Bradford is currently in Tier 2 restrictions, banning households from mixing indoors in any locations unless they have formed a social bubble, and the Rule of Six is in force in all areas including outdoors in parks and in private gardens.
If the district is moved in Tier 3, people can only meet others outside their bubble in public areas but must maintain social distancing and the Rule of Six. Pubs will also be forced to close unless they serve food and the 10pm curfew remains as it does in all areas.
This means that the big family Christmas, Diwali and Hannukah celebrations of previous years cannot take place, with only social bubbles able to meet and the Rule of Six in place.
In the West Midlands, police and crime commissioner David Jamieson said “its not the police’s job to stop people enjoying Christmas” but they would have to intervene if rules are being broken.
He said: “If we think there's large groups of people gathering where they shouldn't be, then police will have to intervene.
“If, again, there's flagrant breaking of the rules, then the police would have to enforce.
“It's not the police's job to stop people enjoying their Christmas. However, we are there to enforce the rules that the Government makes, and if the Government makes those rules then the Government has to explain that to the public.”

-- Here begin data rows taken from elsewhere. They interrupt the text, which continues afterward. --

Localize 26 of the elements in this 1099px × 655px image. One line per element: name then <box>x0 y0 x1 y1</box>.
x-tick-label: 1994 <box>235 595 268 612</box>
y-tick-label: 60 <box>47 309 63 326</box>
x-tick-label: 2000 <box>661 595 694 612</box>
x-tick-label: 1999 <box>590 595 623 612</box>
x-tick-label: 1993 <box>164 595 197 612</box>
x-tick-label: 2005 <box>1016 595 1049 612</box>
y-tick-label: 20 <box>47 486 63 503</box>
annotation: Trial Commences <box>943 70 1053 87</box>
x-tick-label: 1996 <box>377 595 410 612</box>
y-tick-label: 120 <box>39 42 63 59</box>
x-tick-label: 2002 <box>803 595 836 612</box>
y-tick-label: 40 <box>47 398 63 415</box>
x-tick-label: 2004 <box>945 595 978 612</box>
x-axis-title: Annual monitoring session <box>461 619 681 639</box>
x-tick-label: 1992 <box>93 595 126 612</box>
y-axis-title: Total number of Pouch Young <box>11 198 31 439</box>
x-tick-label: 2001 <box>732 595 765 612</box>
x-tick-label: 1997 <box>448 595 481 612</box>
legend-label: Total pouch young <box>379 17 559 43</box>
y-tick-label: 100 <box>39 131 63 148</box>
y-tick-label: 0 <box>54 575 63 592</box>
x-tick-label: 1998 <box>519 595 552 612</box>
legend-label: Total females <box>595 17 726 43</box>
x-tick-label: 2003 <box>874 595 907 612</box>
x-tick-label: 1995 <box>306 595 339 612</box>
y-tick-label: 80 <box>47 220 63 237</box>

When asked if this would be the case in West Yorkshire, the office of police and crime commissioner referred to National Police Chiefs’ Council advice.

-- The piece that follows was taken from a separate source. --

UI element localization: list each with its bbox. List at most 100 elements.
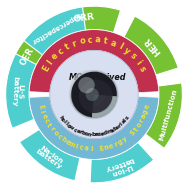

A spokesperson for the NPCC said: “It wouldn’t be right for policing to speculate about what restrictions will look like, and what areas of the country might be affected by them around Christmas. These are public health decisions, to be taken by others.

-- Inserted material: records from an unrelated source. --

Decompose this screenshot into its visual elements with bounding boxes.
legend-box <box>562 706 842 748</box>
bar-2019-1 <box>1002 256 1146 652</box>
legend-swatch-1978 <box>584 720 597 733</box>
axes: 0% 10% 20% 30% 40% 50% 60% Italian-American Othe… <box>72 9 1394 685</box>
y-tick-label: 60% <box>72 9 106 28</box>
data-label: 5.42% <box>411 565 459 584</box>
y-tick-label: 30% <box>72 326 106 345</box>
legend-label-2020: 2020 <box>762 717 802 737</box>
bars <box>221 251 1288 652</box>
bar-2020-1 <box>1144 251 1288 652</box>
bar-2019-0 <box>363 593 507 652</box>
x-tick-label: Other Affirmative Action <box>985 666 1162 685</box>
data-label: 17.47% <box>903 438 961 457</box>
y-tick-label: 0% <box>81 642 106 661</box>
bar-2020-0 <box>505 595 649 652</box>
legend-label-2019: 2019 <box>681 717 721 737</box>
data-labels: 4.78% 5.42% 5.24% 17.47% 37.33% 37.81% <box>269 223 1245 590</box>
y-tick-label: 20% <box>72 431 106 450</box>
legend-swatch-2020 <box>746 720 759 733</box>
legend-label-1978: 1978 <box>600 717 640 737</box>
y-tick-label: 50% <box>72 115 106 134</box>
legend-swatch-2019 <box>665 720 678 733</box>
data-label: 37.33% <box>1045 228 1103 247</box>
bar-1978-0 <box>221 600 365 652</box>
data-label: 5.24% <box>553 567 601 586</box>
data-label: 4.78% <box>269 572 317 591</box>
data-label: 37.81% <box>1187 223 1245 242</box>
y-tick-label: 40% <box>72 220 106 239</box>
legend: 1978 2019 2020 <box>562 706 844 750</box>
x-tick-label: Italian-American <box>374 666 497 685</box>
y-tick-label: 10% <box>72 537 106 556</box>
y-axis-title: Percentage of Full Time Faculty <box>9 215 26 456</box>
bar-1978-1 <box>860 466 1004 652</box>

“We can only work to the regulations in place at that time, and whatever happens by then we’ll engage sensibly, proportionately, fairly, and using the well-established 4Es approach.
“We ask that everyone continues to check the rules in their area and follows the rules in place for everyone’s safety.”
Last night Justice Secretary Robert Buckland gave the clearest Cabinet indication yet that Christmas is semi-cancelled.
He said: “We’ve got to be realistic that if we are seeing these trends continuing right through to December then Christmas in its fullest sense won’t be possible for any of us this year.
“It doesn’t mean we can’t have Christmas but extended gatherings may not well be possible from the picture that is emerging.”